So, the obvious question exists: what is bone broth, anyway? It's exactly what it sounds like: broth made by boiling poultry, beef or fish bones until they break down. They can be boiled for as little as four hours or as long as two days. It's easy enough to make at home in a soup pot or slow cooker. Also added to this can be vegetables and herbs/spices for flavor. Think of it as a homemade vegetable soup…with bone juices in it!
Why so nutritious? Well, in broad nutrition terms, this food provides hydration and a serving of vegetables with no added sodium or preservatives. But why the bones are so thought to be so beneficial is because when they are boiled long enough, they start to disintegrate and release nutrients and proteins -- like calcium phosphate and collagen -- in higher quantities than what's found in regular broths, or most food, for that matter. These nutrients support bone, joint and skin health.

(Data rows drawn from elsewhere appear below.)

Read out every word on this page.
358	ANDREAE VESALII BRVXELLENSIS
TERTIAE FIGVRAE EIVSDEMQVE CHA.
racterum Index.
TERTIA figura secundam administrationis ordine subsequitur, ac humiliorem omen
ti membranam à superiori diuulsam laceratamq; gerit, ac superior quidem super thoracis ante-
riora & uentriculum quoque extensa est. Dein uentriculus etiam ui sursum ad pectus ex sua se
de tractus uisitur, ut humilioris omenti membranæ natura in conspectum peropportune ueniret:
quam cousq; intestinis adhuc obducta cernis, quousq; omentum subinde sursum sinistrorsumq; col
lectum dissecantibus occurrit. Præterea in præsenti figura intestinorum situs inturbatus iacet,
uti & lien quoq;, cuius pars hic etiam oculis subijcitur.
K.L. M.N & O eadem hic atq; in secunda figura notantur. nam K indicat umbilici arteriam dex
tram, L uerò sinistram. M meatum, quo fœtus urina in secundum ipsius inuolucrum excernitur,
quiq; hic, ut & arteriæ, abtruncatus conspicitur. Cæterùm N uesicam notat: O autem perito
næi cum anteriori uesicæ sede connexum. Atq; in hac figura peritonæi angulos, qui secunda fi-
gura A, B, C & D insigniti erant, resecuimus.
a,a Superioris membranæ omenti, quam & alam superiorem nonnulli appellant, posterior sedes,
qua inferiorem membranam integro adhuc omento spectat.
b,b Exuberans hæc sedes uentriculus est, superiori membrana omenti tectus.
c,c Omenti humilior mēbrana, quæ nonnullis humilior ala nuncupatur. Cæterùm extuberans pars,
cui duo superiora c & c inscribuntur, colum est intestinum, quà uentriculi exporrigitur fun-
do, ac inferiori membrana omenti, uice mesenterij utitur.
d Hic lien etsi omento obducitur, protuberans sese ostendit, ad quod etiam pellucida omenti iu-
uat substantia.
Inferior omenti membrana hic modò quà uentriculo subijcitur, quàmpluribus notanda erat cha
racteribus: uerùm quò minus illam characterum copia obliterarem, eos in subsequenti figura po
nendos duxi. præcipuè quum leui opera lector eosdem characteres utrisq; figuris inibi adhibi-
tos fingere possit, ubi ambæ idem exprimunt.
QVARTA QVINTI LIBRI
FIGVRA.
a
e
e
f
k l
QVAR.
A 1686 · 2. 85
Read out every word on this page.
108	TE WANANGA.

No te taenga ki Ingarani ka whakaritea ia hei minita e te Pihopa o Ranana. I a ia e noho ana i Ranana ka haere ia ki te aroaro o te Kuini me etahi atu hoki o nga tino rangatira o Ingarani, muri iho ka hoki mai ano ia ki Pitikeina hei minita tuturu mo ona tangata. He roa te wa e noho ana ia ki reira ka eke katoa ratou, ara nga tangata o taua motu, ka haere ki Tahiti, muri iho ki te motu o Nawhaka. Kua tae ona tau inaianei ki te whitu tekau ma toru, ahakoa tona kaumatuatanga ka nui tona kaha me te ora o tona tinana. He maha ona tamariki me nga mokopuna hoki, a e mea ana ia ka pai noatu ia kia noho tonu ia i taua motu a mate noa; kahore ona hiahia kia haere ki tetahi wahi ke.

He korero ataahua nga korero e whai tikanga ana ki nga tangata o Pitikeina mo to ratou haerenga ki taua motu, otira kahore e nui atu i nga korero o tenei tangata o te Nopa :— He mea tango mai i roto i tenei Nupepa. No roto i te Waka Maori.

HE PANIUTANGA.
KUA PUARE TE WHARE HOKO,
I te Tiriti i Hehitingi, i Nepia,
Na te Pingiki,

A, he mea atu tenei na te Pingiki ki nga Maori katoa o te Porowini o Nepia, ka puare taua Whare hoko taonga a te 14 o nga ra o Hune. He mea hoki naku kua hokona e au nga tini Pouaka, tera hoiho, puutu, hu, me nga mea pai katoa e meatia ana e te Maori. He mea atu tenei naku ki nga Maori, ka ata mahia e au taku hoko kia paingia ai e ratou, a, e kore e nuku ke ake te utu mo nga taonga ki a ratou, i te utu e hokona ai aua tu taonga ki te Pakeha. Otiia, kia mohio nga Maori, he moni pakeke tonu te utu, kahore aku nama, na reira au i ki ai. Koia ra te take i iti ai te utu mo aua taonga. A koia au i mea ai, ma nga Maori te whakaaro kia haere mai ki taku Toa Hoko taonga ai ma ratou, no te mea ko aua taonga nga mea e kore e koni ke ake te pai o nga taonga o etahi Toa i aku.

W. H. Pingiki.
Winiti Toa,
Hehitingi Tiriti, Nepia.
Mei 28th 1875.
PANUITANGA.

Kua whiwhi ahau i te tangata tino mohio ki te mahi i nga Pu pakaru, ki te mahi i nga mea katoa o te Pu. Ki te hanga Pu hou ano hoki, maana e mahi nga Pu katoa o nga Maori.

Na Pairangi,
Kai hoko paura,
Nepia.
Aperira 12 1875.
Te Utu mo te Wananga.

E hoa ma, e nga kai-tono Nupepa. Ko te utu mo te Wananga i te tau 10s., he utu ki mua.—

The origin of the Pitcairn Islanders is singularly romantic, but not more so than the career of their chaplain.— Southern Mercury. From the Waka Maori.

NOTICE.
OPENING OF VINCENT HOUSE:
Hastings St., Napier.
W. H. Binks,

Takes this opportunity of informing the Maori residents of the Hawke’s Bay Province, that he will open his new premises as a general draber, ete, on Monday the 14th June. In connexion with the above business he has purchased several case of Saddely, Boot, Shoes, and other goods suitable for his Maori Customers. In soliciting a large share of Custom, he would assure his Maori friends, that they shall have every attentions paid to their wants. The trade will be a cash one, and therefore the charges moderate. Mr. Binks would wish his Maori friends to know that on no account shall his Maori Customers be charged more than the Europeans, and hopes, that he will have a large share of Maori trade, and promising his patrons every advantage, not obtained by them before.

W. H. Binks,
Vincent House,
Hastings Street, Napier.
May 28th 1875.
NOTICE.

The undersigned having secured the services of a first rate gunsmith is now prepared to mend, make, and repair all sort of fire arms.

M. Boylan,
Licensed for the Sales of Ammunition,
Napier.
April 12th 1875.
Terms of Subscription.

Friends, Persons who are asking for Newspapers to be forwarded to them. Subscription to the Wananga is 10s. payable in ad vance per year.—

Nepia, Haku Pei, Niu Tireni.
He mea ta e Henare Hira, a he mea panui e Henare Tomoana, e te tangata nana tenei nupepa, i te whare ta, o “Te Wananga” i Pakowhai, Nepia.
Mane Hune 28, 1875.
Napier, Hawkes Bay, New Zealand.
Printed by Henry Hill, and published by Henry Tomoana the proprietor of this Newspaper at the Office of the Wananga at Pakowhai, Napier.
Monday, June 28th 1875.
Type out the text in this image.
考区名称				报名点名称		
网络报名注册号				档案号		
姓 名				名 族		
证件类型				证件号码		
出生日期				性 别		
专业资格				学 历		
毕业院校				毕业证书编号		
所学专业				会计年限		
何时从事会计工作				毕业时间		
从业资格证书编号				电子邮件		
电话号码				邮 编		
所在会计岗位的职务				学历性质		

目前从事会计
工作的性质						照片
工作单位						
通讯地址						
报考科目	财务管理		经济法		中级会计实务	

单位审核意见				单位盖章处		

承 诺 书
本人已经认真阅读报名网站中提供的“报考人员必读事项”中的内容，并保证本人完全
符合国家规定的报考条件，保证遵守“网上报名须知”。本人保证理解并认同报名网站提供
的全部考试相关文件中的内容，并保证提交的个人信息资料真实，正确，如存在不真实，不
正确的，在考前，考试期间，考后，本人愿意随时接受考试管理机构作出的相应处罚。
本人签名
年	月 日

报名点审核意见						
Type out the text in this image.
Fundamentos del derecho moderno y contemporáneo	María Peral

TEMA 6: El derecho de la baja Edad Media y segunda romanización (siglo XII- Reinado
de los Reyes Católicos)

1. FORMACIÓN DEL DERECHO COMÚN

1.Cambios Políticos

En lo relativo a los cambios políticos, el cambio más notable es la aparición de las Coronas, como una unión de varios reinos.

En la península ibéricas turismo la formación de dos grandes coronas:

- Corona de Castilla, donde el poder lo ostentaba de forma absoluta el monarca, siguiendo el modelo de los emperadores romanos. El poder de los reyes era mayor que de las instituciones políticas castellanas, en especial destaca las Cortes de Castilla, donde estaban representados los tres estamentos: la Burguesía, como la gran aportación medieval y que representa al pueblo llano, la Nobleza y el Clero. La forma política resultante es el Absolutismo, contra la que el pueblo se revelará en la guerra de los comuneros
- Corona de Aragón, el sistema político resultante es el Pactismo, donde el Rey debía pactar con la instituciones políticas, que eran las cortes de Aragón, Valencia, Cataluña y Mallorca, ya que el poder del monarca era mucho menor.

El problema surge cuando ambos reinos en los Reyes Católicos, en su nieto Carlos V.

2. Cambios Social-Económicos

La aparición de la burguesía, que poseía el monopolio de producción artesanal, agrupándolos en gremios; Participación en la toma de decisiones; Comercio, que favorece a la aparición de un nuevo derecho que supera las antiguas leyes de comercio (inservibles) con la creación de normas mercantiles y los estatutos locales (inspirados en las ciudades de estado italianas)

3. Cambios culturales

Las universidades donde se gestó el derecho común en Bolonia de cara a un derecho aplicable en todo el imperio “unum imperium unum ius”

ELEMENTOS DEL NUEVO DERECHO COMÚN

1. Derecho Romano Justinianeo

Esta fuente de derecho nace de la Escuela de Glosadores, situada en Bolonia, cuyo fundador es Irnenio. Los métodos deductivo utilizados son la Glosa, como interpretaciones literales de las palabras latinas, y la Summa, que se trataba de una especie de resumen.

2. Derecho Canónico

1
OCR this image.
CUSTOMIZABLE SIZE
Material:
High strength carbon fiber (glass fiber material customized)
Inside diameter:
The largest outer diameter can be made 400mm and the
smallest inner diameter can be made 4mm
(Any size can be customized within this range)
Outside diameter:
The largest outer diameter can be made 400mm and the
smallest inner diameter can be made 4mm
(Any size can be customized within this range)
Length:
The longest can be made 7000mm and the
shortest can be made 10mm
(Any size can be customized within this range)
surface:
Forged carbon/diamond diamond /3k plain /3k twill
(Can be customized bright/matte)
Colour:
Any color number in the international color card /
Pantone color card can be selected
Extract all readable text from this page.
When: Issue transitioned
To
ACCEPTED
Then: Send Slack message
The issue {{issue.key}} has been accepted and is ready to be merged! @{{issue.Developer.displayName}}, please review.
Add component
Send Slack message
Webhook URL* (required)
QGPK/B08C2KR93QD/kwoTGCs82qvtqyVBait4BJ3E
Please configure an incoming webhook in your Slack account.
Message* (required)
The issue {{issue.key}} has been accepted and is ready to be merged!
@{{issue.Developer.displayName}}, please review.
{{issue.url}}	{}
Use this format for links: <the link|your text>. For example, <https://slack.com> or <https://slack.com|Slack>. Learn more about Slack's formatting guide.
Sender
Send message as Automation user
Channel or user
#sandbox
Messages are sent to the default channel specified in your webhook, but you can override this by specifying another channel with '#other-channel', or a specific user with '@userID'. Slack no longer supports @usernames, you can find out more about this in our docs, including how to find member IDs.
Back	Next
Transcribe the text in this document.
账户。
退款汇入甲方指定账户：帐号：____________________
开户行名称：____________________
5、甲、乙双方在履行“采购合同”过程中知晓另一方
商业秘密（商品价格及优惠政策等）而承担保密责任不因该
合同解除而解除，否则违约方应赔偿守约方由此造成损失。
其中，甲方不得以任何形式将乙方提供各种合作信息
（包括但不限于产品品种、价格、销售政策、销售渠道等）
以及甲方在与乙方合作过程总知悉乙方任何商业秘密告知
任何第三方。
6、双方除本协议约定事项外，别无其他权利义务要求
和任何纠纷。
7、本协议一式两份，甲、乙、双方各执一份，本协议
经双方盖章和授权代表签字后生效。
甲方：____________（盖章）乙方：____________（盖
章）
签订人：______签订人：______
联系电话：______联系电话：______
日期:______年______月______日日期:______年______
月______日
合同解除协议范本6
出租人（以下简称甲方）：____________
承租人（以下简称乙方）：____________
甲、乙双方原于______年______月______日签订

While the reported benefits are good ones -- almost no clinical research as been conducted on bone broth, so the staying power of this "super food" may not be as strong as other health trends such as kale or quinoa. However, that doesn't hinder the consumer world from supporting this timely food trend. In fact, some restaurants have even been created to specialize in retailing this simple culinary delight.
Nonetheless, it is a trend right now. And if nothing else, it certainly serves a good purpose as a warm soup on a cold, wintry night here in the Midwest.